Lexikon
Sudan
Unabhängigkeit und Bürgerkriege
Am 1. 1. 1956 wurde das Land unabhängig. Die Autonomiebestrebungen des christlich geprägten Südens entfachten einen langjährigen Bürgerkrieg. 1958 übernahm General Ibrahim Ferik Abboud nach einem Staatsstreich die Macht. Ein Volksaufstand in Khartum 1964 zwang ihn zum Rücktritt. Auch Oberst Dschafar An Numeiri ergriff 1969 durch einen Staatsstreich die Regierungsgewalt. 1972 konnte er den Bürgerkrieg zunächst beenden; den Südprovinzen wurde Autonomie zugestanden. Nach der Einführung des islamischen Rechts 1983 brach der Konflikt aber wieder aus. 1989 übernahm das Militär mit General Omar Hassan Al Bashir die Staatsführung. 1998 führten die USA einen Raketenangriff auf eine Chemiefabrik im Sudan durch, dem Washington die Unterstützung islamischer Terroristen zum Vorwurf machte. Bashir wurde zuletzt 2000 durch Wahlen im Präsidentenamt bestätigt.

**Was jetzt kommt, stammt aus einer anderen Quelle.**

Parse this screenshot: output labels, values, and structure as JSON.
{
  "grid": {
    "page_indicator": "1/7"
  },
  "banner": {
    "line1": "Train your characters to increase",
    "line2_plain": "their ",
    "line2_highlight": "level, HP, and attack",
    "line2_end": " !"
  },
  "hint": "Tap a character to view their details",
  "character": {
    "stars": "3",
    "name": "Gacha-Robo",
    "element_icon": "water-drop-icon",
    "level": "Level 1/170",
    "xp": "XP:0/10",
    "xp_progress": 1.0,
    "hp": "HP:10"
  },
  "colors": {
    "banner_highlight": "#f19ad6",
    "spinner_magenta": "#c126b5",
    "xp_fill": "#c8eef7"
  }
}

Während sich die Lage im Süden entspannte, eskalierten Auseinandersetzungen in der Region Darfur 2003 zu einem neuen ethnisch motivierten Konflikt, der von schweren Menschenrechtsverletzungen begleitet wurde und eine Flüchtlingskatastrophe auslöste. 2005 schlossen Regierung und Sudanesische Volksbefreiungsarmee/Bewegung (Sudanese People's Liberation Army/Movement, SPLA/M) einen Friedensvertrag, um den Bürgerkrieg im Südsudan, der bis dahin rund 2 Millionen Todesopfer gefordert hatte, zu beenden. Der Konflikt in Darfur, bei dem von der Zentralregierung unterstützte Reitermilizen (Djandjawid) mit schwarzafrikanischen Rebellengruppen kämpften und dabei massiv gegen die Zivilbevölkerung vorgingen, konnte auch durch internationale Vermittlungsbemühungen nicht beigelegt werden. 2007 beschloss der UN-Sicherheitsrat die Entsendung einer gemeinsamen Friedenstruppe (United Nations-African Union Mission in Darfur, UNAMID) von UN und Afrikanischer Union. 2009 erließ der Internationale Strafgerichtshof einen Haftbefehl wegen Kriegsverbrechen und Verbrechen gegen die Menschlichkeit gegen Präsident Bashir. Er wurde bei Präidentschaftswahlen 2010 im Amt bestätigt. Im selben Jahr erließ der Internationale Gerichtshof gegen Bashir auch einen Haftbefehl wegen des Vorwurfs des Völkermordes. Am 9. 1. 2011 sprachen sich in einer Volksabstimmung im Südsudan 98,8 % der Abstimmenden für die Unabhängigkeit aus. Bashir sicherte zu, das Ergebnis des Referendums zu akzeptieren. Gleichwohl kam es in der Folgezeit zu Auseinandersetzungen über den zukünftigen Grenzverlauf. Am 9. 7. 2011 wurde der Südsudan unabhängig.